Consider the differential equation $x'=f(t,x)$, where $f(t,x)$ is continuously differentiable in $t$ and $x$.
Suppose that $f(t+T,x)=f(t,x)$ for all $t$ . Suppose there are constants $p$, $q$ such that $f(t,p)>0,f(t,q)<0$ for all $t$. Prove that there is a periodic solution $x(t)$ for this equation with $p<x(0)<q$
What I have to show is that $ x(t+T) = x(t) $, that is $x(t)$ is periodic. I tried this
$\int_{0}^{t}{x'} = x(t)-x(0) = \int_{0}^{t}{f(s,x(s))}ds $
But I don't know how to continue...
The Poincaré map is defined in the following way:
For $\xi \in \mathbb{R}$, $P(\xi)$ is defined as the value at time $T$ of the (unique) solution of the IVP $$\begin{cases} x'= f(t,x), \\ x(0) = \xi. \end{cases}$$
It is easy to see that fixed points of the Poincaré map are in a one-to-one correspondence with the values at time $t = 0$ of $T$-periodic solutions of the ODE $x' = f(t, x)$ (here $T$ need not be the prime period).

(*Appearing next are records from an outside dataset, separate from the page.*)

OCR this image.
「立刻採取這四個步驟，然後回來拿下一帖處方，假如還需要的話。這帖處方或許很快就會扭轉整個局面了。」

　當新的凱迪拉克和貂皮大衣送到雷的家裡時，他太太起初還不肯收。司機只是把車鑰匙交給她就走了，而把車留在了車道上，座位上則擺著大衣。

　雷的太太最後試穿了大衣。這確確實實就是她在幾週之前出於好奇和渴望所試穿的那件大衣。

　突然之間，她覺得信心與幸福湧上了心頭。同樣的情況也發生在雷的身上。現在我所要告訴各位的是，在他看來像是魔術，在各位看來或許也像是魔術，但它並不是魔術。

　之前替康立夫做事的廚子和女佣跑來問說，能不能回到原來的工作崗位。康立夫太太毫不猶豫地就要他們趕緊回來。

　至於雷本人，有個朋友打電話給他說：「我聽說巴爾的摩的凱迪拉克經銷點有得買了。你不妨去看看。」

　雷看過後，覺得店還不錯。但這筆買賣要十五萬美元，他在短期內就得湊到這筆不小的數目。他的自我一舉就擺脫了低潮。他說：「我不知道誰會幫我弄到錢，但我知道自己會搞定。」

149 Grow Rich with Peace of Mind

Let $\varphi$ (resp. $\psi$) stand for the nonextendible solution of the ODE satisfying $\varphi(0) = p$ (resp. $\psi(0) = q$). It follows from the uniqueness property that $$ \varphi(t) < \psi(t) $$ for all $t \ge 0$ for which both $\varphi(t)$ and $\psi(t)$ exist.
Denote by $(\alpha, \beta)$ the domain of $\varphi$. We claim that $\varphi(t) > p$ for all $t \in (0, \beta)$. Observe that $\varphi(t) > p$ for $t > 0$ sufficiently small. Suppose to the contrary that $\tau$ is the first moment in $(0, \beta)$ such that $\varphi(\tau) = p$. But $\varphi'(\tau) = f(\tau, p) > 0$, a contradiction. In a similar way we prove that $\psi(t) < q$ for all $t > 0$ for which $\psi(t)$ exists.
Note that, by uniqueness, for any $x \in [p, q]$ the solution of the ODE starting at $x$ takes, for positive times, the values in the compact set $[p, q]$ (as long as it is defined). Consequently, the domain of such a solution contains $[0, \infty)$.
To sum up, we have proved that the continuous (indeed, $C^1$) Poincaré map maps $[p, q]$ into $[P(p), P(q)] \subset (p, q)$. By the Darboux property of continuous functions applied to $$ [p, q] \ni x \mapsto P(x) - x $$ there exists $x_0 \in (p, q)$ such that $P(x_0) = x_0$. So, the solution of the ODE starting at $x_0$ has period $T$.